Complementary Logic Driven by Dielectrophoretic Assembly of 2D Semiconductors

Abstract

2D semiconductors have emerged as promising channel materials for complementary logic circuits in future electronics. Efforts to scale them beyond a few-device-level demonstrations toward practical circuit fabrication have primarily relied on chemical vapor deposition or solution-based exfoliation of bulk crystals into 2D nanosheets. While the latter offers a facile and cost-effective approach for producing 2D semiconductors, scalable fabrication and integration of complementary doping schemes to produce complex integrated circuits has been challenging. Here, a scalable, parallel fabrication strategy is developed to realize 2D semiconductor-based complementary logic gates through electric-field-driven deterministic assembly of nanosheet dispersions. Arrays of n-type and p-type semiconducting channels are formed by selectively assembling electrochemically exfoliated MoS2 and WSe2 nanosheets between source and drain electrodes using alternating current dielectrophoresis (AC-DEP), followed by solution-based chemical treatment to passivate chalcogen vacancies.
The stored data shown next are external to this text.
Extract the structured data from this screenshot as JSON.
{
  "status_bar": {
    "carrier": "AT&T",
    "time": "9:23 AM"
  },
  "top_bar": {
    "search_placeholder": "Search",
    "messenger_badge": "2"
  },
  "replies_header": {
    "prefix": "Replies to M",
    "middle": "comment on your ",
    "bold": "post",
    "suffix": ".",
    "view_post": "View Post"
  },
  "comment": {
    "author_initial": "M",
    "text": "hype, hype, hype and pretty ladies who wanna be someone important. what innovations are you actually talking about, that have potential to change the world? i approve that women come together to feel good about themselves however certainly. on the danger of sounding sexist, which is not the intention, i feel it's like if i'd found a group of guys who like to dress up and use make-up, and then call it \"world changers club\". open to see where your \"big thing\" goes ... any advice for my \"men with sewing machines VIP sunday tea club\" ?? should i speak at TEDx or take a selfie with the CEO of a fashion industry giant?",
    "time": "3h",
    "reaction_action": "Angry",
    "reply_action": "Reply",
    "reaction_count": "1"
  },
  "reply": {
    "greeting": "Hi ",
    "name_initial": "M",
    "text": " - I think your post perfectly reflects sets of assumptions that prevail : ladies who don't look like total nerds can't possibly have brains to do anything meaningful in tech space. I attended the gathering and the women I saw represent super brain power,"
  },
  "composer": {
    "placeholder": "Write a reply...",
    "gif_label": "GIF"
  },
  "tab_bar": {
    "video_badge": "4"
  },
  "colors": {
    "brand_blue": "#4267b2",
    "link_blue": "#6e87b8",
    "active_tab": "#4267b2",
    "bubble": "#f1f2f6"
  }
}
Under optimal AC-DEP processing conditions, the MoS2 and WSe2 field-effect transistors (FETs) exhibit average field-effect mobilities of 4.3 and 3.0 cm2 V-1 s-1, respectively, and average on/off current ratios exceeding 104. The capability of the approach to precisely position n-channel and p-channel FETs enables scalable and parallel fabrication of diverse complementary logic gates-such as NOT, NAND, and NOR-and static random access memory.